A Farewell to Shadies: A Pictorial Retrospective of the Most Entertaining Neighbors Ever
Once upon a time, Lex-Ham was home to a family who were not real slim, but were pretty damned shady. We just called 'em the Shady Bunch or the Shadies for short. Their house was Chez Shady. And at the center of all the action at Chez Shady was Erik Shady, a guy who just loved keepin' it real.
Yup, that Erik was some real dope-ass gangzta shiznit. He also enjoyed a slice of cake from time to time.
The matriach of the Shady Bunch was Beth Shady. She, also, is westsiiiiiide!
And who could forget those charming little scamps the Shadies were raising to be upstanding, high-achieving, productive members of society? We're gonna miss you crazy kids.

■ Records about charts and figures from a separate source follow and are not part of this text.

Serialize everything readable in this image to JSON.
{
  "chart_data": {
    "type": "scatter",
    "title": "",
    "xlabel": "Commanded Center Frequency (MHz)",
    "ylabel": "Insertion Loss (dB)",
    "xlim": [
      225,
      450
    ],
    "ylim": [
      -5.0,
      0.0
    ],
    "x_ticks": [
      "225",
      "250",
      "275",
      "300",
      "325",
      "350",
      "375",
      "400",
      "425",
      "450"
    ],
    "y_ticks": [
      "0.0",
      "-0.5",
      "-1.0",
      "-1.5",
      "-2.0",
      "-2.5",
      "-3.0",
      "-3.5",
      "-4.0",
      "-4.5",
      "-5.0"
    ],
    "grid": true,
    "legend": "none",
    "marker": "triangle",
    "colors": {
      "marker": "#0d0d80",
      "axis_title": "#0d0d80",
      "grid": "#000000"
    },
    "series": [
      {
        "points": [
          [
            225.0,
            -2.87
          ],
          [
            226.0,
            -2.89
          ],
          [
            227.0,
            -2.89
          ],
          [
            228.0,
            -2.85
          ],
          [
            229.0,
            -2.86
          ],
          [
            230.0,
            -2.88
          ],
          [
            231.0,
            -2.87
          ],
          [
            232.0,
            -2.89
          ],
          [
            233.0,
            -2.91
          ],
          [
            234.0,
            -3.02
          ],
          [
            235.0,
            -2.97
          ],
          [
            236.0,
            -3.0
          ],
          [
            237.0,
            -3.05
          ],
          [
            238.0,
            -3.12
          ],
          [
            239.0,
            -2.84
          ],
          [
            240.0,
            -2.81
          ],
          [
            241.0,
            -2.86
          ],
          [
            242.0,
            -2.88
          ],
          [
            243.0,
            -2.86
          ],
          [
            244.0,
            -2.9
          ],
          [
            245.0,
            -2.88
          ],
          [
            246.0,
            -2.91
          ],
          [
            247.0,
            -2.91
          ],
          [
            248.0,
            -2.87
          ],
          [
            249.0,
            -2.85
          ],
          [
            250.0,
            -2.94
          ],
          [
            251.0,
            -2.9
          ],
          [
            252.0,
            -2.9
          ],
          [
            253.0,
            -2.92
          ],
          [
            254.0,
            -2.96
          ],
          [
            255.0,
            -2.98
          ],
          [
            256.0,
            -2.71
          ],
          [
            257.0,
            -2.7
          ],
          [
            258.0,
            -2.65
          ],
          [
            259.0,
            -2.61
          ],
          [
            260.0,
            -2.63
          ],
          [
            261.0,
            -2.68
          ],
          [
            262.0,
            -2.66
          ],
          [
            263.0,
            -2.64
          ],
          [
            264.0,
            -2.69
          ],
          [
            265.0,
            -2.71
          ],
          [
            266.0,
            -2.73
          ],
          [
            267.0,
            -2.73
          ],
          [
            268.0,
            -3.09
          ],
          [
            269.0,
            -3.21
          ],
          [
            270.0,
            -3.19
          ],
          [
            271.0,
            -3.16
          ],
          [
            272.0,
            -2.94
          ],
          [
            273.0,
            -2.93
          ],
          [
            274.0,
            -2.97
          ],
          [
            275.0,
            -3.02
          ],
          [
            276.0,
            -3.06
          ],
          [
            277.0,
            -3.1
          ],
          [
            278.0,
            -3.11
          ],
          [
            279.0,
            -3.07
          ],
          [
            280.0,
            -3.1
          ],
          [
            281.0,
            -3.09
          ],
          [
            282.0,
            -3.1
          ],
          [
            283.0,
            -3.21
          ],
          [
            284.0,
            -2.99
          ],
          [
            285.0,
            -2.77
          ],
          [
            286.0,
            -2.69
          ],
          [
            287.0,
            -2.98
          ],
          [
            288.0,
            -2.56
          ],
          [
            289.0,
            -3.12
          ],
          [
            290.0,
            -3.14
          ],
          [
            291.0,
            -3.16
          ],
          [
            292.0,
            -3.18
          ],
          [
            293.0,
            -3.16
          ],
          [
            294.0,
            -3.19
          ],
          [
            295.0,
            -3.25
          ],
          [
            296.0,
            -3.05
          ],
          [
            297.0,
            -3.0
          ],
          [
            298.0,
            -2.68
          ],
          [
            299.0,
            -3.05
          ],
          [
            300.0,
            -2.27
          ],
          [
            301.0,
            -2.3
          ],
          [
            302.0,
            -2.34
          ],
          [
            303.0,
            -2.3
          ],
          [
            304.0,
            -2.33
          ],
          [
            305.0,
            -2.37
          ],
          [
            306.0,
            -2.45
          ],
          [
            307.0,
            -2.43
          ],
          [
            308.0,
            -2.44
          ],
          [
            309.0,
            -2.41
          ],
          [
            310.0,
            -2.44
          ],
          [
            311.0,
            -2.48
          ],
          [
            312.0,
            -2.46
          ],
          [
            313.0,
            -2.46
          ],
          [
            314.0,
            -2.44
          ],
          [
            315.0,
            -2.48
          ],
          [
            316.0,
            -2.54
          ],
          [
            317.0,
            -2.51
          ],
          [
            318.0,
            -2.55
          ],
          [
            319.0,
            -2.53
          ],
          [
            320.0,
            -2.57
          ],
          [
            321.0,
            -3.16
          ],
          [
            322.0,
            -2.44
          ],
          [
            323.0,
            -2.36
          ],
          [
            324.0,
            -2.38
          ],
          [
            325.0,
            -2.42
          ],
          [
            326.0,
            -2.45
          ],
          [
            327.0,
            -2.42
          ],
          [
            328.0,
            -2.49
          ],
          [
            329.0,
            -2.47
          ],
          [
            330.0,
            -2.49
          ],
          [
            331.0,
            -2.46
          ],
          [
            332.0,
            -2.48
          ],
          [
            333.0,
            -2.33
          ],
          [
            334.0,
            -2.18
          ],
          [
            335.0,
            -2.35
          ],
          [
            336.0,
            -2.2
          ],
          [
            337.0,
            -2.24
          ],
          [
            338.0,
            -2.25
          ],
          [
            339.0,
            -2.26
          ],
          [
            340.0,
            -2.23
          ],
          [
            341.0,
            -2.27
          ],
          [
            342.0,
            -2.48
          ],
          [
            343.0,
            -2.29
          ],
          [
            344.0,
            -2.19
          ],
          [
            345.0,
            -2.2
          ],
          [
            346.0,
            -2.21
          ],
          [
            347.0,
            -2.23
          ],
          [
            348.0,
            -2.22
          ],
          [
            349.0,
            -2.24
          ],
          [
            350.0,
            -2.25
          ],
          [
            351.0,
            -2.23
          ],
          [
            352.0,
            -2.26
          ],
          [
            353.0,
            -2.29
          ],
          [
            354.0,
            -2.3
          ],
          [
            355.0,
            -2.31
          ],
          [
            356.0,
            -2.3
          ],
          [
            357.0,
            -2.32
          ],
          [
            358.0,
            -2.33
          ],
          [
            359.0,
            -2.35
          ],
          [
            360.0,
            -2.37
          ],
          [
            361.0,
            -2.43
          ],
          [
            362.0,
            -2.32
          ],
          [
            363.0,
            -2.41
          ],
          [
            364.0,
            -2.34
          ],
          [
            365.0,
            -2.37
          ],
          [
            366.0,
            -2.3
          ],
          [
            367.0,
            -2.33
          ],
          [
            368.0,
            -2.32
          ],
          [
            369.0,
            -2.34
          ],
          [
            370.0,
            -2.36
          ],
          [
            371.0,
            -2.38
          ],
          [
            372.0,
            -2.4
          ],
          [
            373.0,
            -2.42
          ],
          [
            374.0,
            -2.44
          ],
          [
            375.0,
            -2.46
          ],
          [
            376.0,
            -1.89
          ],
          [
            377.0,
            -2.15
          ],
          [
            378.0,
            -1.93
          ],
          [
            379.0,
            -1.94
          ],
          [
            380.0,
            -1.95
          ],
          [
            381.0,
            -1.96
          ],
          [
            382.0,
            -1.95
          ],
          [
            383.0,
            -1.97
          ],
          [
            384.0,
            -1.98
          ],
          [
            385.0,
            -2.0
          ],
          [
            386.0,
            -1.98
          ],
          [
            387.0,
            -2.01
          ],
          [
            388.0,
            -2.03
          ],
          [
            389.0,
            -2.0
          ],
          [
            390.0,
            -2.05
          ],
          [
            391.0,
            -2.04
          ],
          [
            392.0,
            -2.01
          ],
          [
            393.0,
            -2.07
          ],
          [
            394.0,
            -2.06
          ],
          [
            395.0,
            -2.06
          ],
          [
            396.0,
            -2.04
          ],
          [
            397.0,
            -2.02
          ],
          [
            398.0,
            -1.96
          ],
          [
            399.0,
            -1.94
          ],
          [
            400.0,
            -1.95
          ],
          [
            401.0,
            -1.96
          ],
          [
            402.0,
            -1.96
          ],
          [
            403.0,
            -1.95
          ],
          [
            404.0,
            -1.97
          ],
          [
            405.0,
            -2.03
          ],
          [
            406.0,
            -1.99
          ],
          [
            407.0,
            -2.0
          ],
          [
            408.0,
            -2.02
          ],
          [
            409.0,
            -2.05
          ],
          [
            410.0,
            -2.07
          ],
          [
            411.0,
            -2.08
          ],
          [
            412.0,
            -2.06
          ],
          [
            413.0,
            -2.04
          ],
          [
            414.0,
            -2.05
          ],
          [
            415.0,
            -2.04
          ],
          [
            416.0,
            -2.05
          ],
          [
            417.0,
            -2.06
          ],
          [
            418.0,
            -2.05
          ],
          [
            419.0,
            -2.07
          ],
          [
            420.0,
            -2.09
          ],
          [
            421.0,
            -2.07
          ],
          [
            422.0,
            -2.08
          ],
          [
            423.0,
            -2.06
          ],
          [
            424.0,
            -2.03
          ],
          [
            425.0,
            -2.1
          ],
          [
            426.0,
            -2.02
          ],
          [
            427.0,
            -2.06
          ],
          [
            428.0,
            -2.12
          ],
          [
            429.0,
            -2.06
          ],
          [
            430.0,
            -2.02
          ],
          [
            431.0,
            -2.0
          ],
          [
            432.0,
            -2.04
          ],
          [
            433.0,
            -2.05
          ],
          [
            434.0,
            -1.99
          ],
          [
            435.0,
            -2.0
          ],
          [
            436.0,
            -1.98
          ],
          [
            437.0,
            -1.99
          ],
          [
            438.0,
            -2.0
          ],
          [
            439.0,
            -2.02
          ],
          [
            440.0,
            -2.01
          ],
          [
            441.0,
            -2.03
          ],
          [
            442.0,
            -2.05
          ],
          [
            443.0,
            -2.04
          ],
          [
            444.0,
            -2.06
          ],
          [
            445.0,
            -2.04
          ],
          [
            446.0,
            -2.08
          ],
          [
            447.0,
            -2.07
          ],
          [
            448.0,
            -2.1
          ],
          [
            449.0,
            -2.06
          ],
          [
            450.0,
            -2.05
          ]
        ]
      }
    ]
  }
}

Sometimes a guy we just called High as Hell would come over. Sometimes we could hear the Shadies and HaH having spirited roundtable discussion about exactly how they were all related. It got pretty complicated. Kinda like the McGlaughlin Group or the Algoquin Roundtable, except with more 24 ozers of Steel Reserve Malt Liquor.
And who could forget Uncle Tony? - a mild psychopath who, oddly enough, might have been the closest thing Chez Shady had to a responsible adult.
Sometimes the Shadies would have awesome parties featuring feats of strength. That is, if you consider dusting off a case of Steel Reserve tallboys to be a feat of strength.
So long and happy trails to you, Shadies. We just know you're going to love getting to know your new neighbors - the Mullets.
And so we, the awesome residents of the Scooby Doo Mansion, raise a toast of white wine and shrimp cocktail to you, the Shady Bunch. It's been real, yo.